According to Thorud, as the government's reponse to the pandemic continues to evolve in China, processes at various ports and in cities could change quickly. And residents of China have had their spending ability impacted, reducing the demand for seafood, he said.

“Pandemic related mobility restrictions appear to have eroded Chinese spending power,” Thorud said.

Average household disposable income grew by 6.3 percent in the first quarter of 2022, lower than the 8.3 percent growth rate in pre-pandemic 2019.

“This does not bode well for the future consumption trends in China,” Natixis Economist Alicia Garcia Herrero.

The reduction in demand has shown in imports: China’s imports contracted 0.1 percent year-on-year in March, after growing by 15.5 percent in January and February. Exports grew 14.7 percent in March, compared to 16.3 percent in January and February 2022.

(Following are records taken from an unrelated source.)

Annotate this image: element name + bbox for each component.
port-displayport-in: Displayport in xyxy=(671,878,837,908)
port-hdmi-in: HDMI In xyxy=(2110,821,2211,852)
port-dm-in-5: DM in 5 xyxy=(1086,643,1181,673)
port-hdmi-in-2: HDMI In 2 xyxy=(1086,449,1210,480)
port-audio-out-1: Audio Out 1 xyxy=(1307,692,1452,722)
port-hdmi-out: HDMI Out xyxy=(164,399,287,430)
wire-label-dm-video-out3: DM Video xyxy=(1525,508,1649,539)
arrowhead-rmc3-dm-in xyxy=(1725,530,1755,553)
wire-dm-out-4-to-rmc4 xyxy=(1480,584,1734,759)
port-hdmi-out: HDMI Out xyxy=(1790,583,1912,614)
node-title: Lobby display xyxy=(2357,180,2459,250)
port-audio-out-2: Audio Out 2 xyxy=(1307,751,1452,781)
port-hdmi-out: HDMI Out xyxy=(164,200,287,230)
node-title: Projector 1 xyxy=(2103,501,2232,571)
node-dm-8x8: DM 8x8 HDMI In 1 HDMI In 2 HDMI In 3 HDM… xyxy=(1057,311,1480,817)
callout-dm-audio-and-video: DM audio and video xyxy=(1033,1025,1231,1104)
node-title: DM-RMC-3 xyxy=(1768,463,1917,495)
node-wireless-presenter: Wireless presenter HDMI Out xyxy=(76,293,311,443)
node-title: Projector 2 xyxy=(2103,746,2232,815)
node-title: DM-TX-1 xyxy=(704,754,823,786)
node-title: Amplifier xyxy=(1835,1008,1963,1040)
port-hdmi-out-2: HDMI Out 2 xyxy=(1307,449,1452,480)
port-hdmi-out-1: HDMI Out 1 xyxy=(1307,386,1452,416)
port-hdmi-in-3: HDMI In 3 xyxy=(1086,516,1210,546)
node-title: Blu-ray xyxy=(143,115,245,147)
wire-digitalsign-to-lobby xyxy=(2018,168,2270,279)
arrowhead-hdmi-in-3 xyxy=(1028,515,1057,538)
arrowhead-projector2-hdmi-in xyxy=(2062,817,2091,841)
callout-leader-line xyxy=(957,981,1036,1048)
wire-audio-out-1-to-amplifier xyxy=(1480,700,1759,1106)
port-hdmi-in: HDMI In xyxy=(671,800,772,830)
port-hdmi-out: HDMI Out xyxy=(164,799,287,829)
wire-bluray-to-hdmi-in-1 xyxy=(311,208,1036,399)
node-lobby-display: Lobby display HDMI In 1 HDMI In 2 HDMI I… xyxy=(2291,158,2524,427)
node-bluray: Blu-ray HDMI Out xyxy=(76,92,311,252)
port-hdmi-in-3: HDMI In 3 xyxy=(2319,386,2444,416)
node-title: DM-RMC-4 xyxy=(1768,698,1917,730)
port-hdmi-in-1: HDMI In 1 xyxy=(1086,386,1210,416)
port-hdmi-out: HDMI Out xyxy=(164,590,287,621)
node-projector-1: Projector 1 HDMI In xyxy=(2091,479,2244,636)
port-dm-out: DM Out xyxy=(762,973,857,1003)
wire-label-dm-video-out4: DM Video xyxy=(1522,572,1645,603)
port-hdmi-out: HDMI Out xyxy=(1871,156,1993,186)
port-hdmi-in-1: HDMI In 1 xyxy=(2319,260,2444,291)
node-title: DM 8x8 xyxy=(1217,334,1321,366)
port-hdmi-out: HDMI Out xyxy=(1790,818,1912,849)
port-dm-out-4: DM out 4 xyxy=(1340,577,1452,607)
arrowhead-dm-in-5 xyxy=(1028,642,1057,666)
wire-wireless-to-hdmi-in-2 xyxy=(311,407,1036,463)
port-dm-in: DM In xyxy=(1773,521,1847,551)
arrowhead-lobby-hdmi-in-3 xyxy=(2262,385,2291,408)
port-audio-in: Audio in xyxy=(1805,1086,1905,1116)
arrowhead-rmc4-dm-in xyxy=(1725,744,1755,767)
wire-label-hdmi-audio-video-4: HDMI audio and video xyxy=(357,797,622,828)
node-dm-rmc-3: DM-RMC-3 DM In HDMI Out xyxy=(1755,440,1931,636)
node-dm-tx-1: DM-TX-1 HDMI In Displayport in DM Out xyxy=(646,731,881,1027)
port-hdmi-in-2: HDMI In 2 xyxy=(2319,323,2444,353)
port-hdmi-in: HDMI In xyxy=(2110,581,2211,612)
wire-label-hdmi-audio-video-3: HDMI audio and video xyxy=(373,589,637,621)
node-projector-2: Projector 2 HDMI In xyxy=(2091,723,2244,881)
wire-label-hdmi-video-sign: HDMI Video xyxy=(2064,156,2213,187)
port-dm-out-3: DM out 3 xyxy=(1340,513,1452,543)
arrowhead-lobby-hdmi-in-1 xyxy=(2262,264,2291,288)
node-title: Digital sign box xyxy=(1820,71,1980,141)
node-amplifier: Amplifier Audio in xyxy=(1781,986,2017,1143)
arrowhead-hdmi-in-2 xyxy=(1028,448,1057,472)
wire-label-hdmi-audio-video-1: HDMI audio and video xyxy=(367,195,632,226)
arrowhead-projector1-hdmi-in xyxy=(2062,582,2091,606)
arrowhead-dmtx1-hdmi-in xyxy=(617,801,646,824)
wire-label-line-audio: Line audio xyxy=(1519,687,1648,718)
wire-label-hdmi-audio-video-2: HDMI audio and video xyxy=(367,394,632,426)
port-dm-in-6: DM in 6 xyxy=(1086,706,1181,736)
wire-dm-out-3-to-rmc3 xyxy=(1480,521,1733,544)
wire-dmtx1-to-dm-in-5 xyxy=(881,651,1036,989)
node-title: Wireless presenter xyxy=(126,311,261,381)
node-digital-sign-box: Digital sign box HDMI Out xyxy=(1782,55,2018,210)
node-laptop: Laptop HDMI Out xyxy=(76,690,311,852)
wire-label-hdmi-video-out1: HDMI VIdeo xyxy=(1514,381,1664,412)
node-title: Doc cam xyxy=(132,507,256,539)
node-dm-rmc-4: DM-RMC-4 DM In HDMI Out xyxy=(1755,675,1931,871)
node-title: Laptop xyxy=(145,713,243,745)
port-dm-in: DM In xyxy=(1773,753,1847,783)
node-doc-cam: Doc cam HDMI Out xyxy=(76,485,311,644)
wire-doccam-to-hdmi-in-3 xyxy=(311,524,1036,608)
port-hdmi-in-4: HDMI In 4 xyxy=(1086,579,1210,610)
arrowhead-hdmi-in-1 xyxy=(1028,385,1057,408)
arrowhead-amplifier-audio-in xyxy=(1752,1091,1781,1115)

Despite the challenges, inflation appears to be less of an issue in China than it does in the European Union and the United States. China’s CPI increased from 0.9 percent year-on-year in January to 1.5 percent year-on-year in March, but core CPI – excluding food and energy – decreased from 1.2 percent year-on-year to 1.1 percent. That, Garcia Herrero said, is an indication of weak domestic demand.

Overall, the economic situation in China has shifted from its once-rapid GDP growth to a plateau – the economy grew 4.8 percent in the first quarter of this year, up from 4 percent in Q4 2021, and the government is targeting 5.5 percent GDP growth for 2022.